I couldn't even move.

"Don't feel sad. Or bad. I am happy for you. You're going to be a great mom. I just hope that I get a chance to be a great dad. I'm sorry if it sounds weird. I know you are engaged to someone else and chances are against me, but I just think it would be amazing. Having a family with you. That's all," while he spoke his eyes were fixed to the floor and he sounded nervous, embarrassed almost. That's what I did not want.

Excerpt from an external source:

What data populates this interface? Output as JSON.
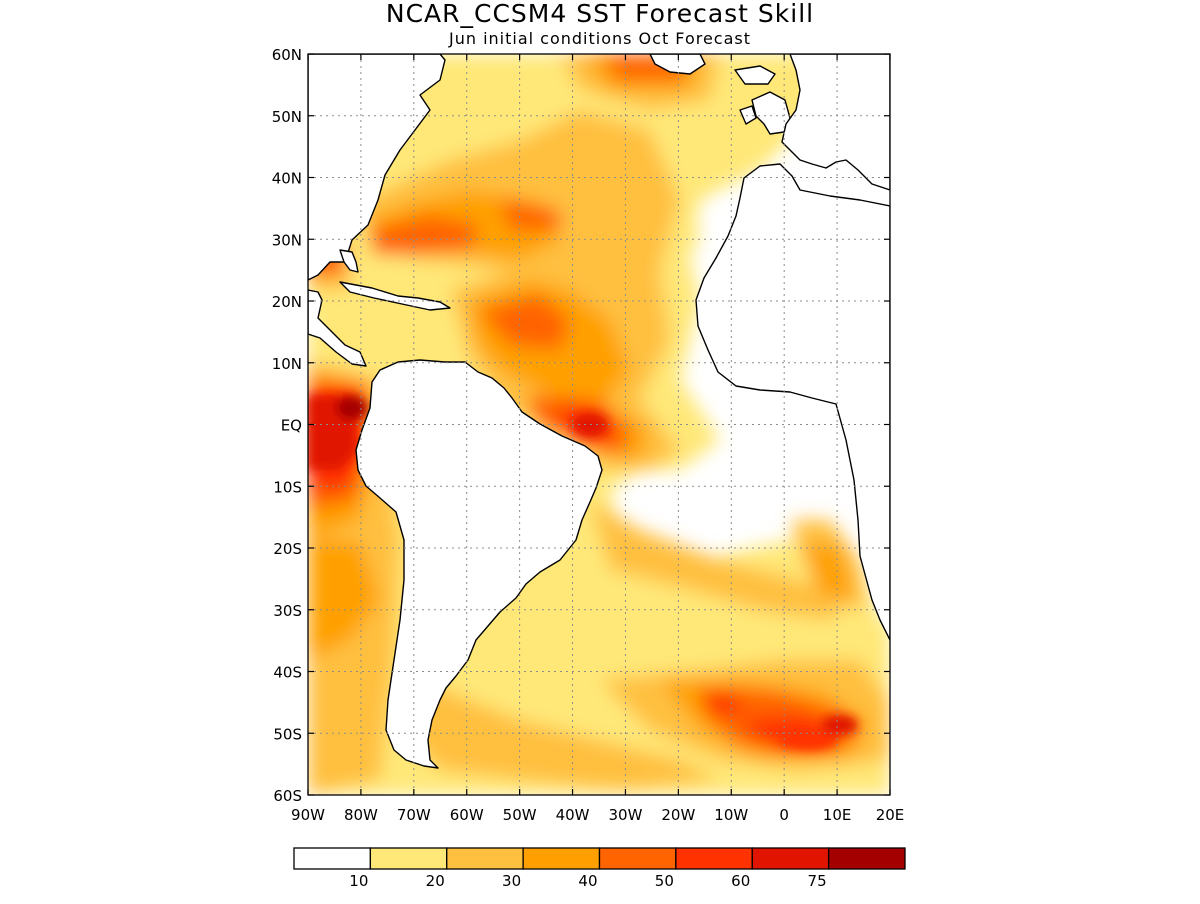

"I can't tell you anything right now. I'm going to the doctor tomorrow. I'm hoping it will enlighten the whole paternity situation but until then I really can't say anything to you right now other that I'm sorry" And I was. Very much so. I had put him in a position where he would get hurt. He was right. Chances were against him. But even if this baby was his, it could never work. We wouldn't be able to make a normal family and support another human being. It was going to be human , right? I put that though away for later consideration.

"No, I'm sorry for having given you reason to doubt the paternity of this child. I could not be it's father. Nothing like that has ever happened before."

"Yeah, well, I'm guessing no other vampire stuck around a human long enough to find out. I don't exclude any scenarios and neither should you. I'm sorry… I need you to go. I need to sleep and rest so that I can have a blood test tomorrow." I said. The distance between us was never closed.

He got up, went to the window, turned around and looking straight into my eyes said "I love you anyhow, even if you're having the trumps' baby" I could see the sheer sorrow in his eyes. The devastation that yearned to consume him. I couldn't stand thinking about it. I love it him too much to be able to stand it.

"I love you too" was all I could manage for him. He left.